Os turistas também podem participar do trabalho de recuperação dos corais, ajudando a implantar nos "berços" os pedaços achados no fundo do mar.

Mais de 2.000 fragmentos já foram recuperados pelo projeto. Atualmente, 5.300 mudas estão em cultivo em Porto de Galinhas e em Tamandaré. O objetivo é chegar a 6.000 até o final de 2023.

"Em 2024, a gente quer dobrar esse número ou até chegar a 15 mil corais. Justamente para isso, estamos melhorando a infraestrutura e capacitando pessoas do local para contribuir conosco", afirma Moreno.

Um barco funciona como base e fica na região das fazendas de reprodução com voluntários que ajudam nos cortes e na colocação dos fragmentos de corais nos berços reprodutivos. O jangadeiro Carlos Silva, 52, que trabalha há mais de 25 anos em Porto de Galinhas, é um dos que se sensibilizaram com a causa.

Para a oceanógrafa Amanda Albano, da empresa Bloom (parceira da Fundação Grupo Boticário no estudo sobre os corais), além das iniciativas já em curso, são necessários projetos a médio e longo prazos de produção de conhecimento científico e monitoramento.

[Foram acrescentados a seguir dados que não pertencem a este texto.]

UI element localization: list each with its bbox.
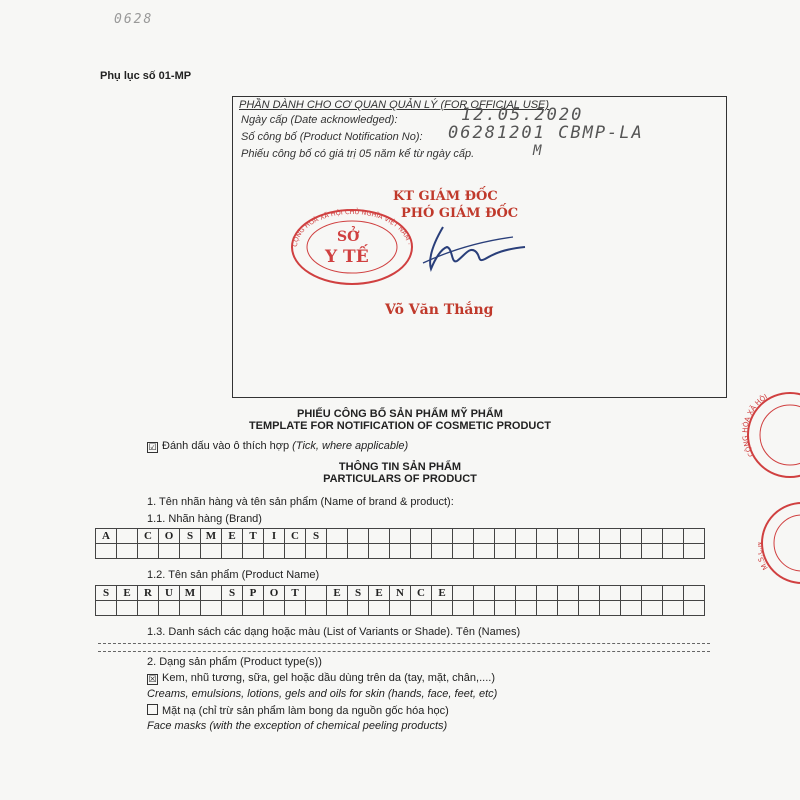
brand-blank-cell — [96, 544, 117, 559]
item-1-2-label: 1.2. Tên sản phẩm (Product Name) — [147, 569, 320, 581]
product-blank-cell — [285, 601, 306, 616]
product-blank-cell — [642, 601, 663, 616]
product-char-cell: M — [180, 586, 201, 601]
brand-char-cell — [558, 529, 579, 544]
product-char-cell: N — [390, 586, 411, 601]
validity-initial: M — [533, 143, 544, 159]
product-blank-cell — [663, 601, 684, 616]
brand-blank-cell — [180, 544, 201, 559]
brand-blank-cell — [579, 544, 600, 559]
product-blank-cell — [558, 601, 579, 616]
brand-blank-cell — [621, 544, 642, 559]
product-char-cell: E — [327, 586, 348, 601]
seal-text-1: SỞ — [337, 229, 360, 245]
brand-char-cell: S — [180, 529, 201, 544]
brand-blank-cell — [285, 544, 306, 559]
product-char-cell — [621, 586, 642, 601]
brand-blank-cell — [411, 544, 432, 559]
product-char-cell — [642, 586, 663, 601]
brand-char-cell: T — [243, 529, 264, 544]
product-blank-cell — [222, 601, 243, 616]
product-char-cell: U — [159, 586, 180, 601]
product-char-cell: E — [432, 586, 453, 601]
brand-char-cell — [474, 529, 495, 544]
product-blank-cell — [390, 601, 411, 616]
seal-text-2: Y TẾ — [325, 247, 369, 267]
product-char-cell — [495, 586, 516, 601]
product-grid — [95, 585, 705, 616]
product-char-cell — [558, 586, 579, 601]
brand-blank-cell — [138, 544, 159, 559]
brand-char-cell — [327, 529, 348, 544]
brand-char-cell — [642, 529, 663, 544]
corner-handwritten-number: 0628 — [114, 12, 154, 27]
brand-char-cell — [390, 529, 411, 544]
brand-blank-cell — [432, 544, 453, 559]
product-char-cell — [306, 586, 327, 601]
product-char-cell: P — [243, 586, 264, 601]
brand-blank-cell — [117, 544, 138, 559]
brand-char-cell — [537, 529, 558, 544]
brand-blank-cell — [663, 544, 684, 559]
dotted-line-2 — [98, 651, 710, 652]
product-blank-cell — [684, 601, 705, 616]
form-title-vi: PHIẾU CÔNG BỐ SẢN PHẨM MỸ PHẨM — [297, 408, 503, 420]
product-char-cell: S — [96, 586, 117, 601]
notification-number-label: Số công bố (Product Notification No): — [241, 131, 423, 143]
brand-blank-cell — [684, 544, 705, 559]
brand-char-cell — [348, 529, 369, 544]
product-blank-cell — [180, 601, 201, 616]
date-acknowledged-label: Ngày cấp (Date acknowledged): — [241, 114, 398, 126]
product-blank-cell — [516, 601, 537, 616]
official-use-header: PHẦN DÀNH CHO CƠ QUAN QUẢN LÝ (FOR OFFICIAL USE) — [239, 99, 550, 111]
brand-blank-cell — [642, 544, 663, 559]
brand-char-cell: A — [96, 529, 117, 544]
brand-char-cell — [684, 529, 705, 544]
option-2-label-en: Face masks (with the exception of chemical peeling products) — [147, 720, 448, 732]
brand-char-cell — [453, 529, 474, 544]
seal-ring-text: CỘNG HOÀ XÃ HỘI CHỦ NGHĨA VIỆT NAM · — [290, 207, 413, 248]
product-char-cell — [453, 586, 474, 601]
brand-blank-cell — [159, 544, 180, 559]
product-char-cell: E — [369, 586, 390, 601]
svg-text:M.S.C.N — [758, 542, 770, 571]
brand-char-cell: E — [222, 529, 243, 544]
side-seal-bottom — [758, 498, 800, 588]
official-use-box — [232, 96, 727, 398]
item-1-3-label: 1.3. Danh sách các dạng hoặc màu (List of Variants or Shade). Tên (Names) — [147, 626, 521, 638]
side-seal-top-text: CỘNG HÒA XÃ HỘI — [741, 392, 769, 459]
brand-char-cell — [663, 529, 684, 544]
brand-blank-cell — [369, 544, 390, 559]
brand-blank-cell — [390, 544, 411, 559]
product-blank-cell — [96, 601, 117, 616]
brand-char-cell: I — [264, 529, 285, 544]
brand-char-cell: M — [201, 529, 222, 544]
brand-blank-cell — [264, 544, 285, 559]
brand-blank-cell — [537, 544, 558, 559]
brand-char-cell — [117, 529, 138, 544]
product-char-cell: S — [222, 586, 243, 601]
product-char-cell: R — [138, 586, 159, 601]
product-blank-cell — [327, 601, 348, 616]
product-char-cell — [663, 586, 684, 601]
signatory-title-1: KT GIÁM ĐỐC — [393, 189, 498, 204]
checked-box-icon: ☑ — [148, 442, 157, 452]
option-1-label-en: Creams, emulsions, lotions, gels and oils for skin (hands, face, feet, etc) — [147, 688, 498, 700]
product-blank-cell — [600, 601, 621, 616]
product-char-cell: E — [117, 586, 138, 601]
brand-blank-cell — [327, 544, 348, 559]
brand-char-cell — [579, 529, 600, 544]
product-blank-cell — [453, 601, 474, 616]
brand-blank-cell — [201, 544, 222, 559]
product-blank-cell — [432, 601, 453, 616]
brand-char-cell: C — [285, 529, 306, 544]
brand-char-cell — [432, 529, 453, 544]
tick-note-en: (Tick, where applicable) — [292, 440, 409, 452]
option-2-checkbox[interactable] — [147, 704, 158, 715]
product-blank-cell — [621, 601, 642, 616]
form-title-en: TEMPLATE FOR NOTIFICATION OF COSMETIC PRODUCT — [248, 420, 552, 432]
product-blank-cell — [474, 601, 495, 616]
handwritten-signature — [413, 219, 543, 284]
product-char-cell — [579, 586, 600, 601]
option-1-label-vi: Kem, nhũ tương, sữa, gel hoặc dầu dùng trên da (tay, mặt, chân,....) — [162, 672, 495, 684]
brand-blank-cell — [348, 544, 369, 559]
product-blank-cell — [369, 601, 390, 616]
dotted-line-1 — [98, 643, 710, 644]
brand-char-cell — [621, 529, 642, 544]
brand-blank-cell — [222, 544, 243, 559]
notification-number-value: 06281201 CBMP-LA — [448, 123, 644, 143]
brand-grid — [95, 528, 705, 559]
product-char-cell — [201, 586, 222, 601]
product-blank-cell — [138, 601, 159, 616]
brand-char-cell: C — [138, 529, 159, 544]
product-char-cell: C — [411, 586, 432, 601]
side-seal-bottom-text: M. — [758, 559, 770, 572]
brand-blank-cell — [306, 544, 327, 559]
product-char-cell — [516, 586, 537, 601]
brand-blank-cell — [474, 544, 495, 559]
option-2-label-vi: Mặt nạ (chỉ trừ sản phẩm làm bong da nguồn gốc hóa học) — [162, 705, 449, 717]
option-2-row — [147, 704, 449, 717]
brand-char-cell — [411, 529, 432, 544]
product-blank-cell — [264, 601, 285, 616]
tick-note-vi: Đánh dấu vào ô thích hợp — [162, 440, 290, 452]
product-char-cell: S — [348, 586, 369, 601]
product-char-cell — [600, 586, 621, 601]
brand-char-cell: S — [306, 529, 327, 544]
brand-char-cell: O — [159, 529, 180, 544]
product-blank-cell — [201, 601, 222, 616]
brand-blank-cell — [243, 544, 264, 559]
product-blank-cell — [348, 601, 369, 616]
brand-char-cell — [516, 529, 537, 544]
brand-blank-cell — [600, 544, 621, 559]
product-char-cell: T — [285, 586, 306, 601]
brand-char-cell — [495, 529, 516, 544]
brand-blank-cell — [516, 544, 537, 559]
date-acknowledged-value: 12.05.2020 — [461, 105, 584, 125]
section-title-vi: THÔNG TIN SẢN PHẨM — [338, 461, 462, 473]
product-char-cell — [474, 586, 495, 601]
product-char-cell — [684, 586, 705, 601]
appendix-label: Phụ lục số 01-MP — [100, 70, 192, 82]
product-blank-cell — [117, 601, 138, 616]
signatory-title-2: PHÓ GIÁM ĐỐC — [401, 206, 519, 221]
validity-text: Phiếu công bố có giá trị 05 năm kể từ ngày cấp. — [241, 148, 475, 160]
tick-instruction — [147, 440, 408, 453]
brand-blank-cell — [453, 544, 474, 559]
product-blank-cell — [579, 601, 600, 616]
brand-char-cell — [600, 529, 621, 544]
brand-blank-cell — [558, 544, 579, 559]
option-1-row — [147, 672, 495, 685]
product-char-cell — [537, 586, 558, 601]
product-blank-cell — [495, 601, 516, 616]
signatory-name: Võ Văn Thắng — [385, 302, 494, 318]
section-title-en: PARTICULARS OF PRODUCT — [323, 473, 477, 485]
option-1-checkbox[interactable]: ☒ — [148, 674, 157, 684]
product-blank-cell — [411, 601, 432, 616]
product-blank-cell — [306, 601, 327, 616]
brand-char-cell — [369, 529, 390, 544]
item-2-label: 2. Dạng sản phẩm (Product type(s)) — [147, 656, 322, 668]
item-1-label: 1. Tên nhãn hàng và tên sản phẩm (Name of brand & product): — [147, 496, 454, 508]
product-blank-cell — [243, 601, 264, 616]
product-blank-cell — [159, 601, 180, 616]
product-blank-cell — [537, 601, 558, 616]
brand-blank-cell — [495, 544, 516, 559]
product-char-cell: O — [264, 586, 285, 601]
item-1-1-label: 1.1. Nhãn hàng (Brand) — [147, 513, 262, 525]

"Precisamos ter mais informações e dados, às vezes mais urgentes, para uma resposta mais rápida, para que o país consiga tomar decisões para esse ativo do nosso litoral", diz.

Janaína Bumbeer, gerente de projetos da Fundação Grupo Boticário, frisa que os recifes de corais não são considerados de forma específica nas políticas públicas.

"É preciso uma política nacional e breve para eles. Acredito que falta compreensão da importância por parte dos tomadores de decisão, ainda é algo distante para muitas pessoas, pois é algo importante para a economia e a saúde do próprio país", destaca.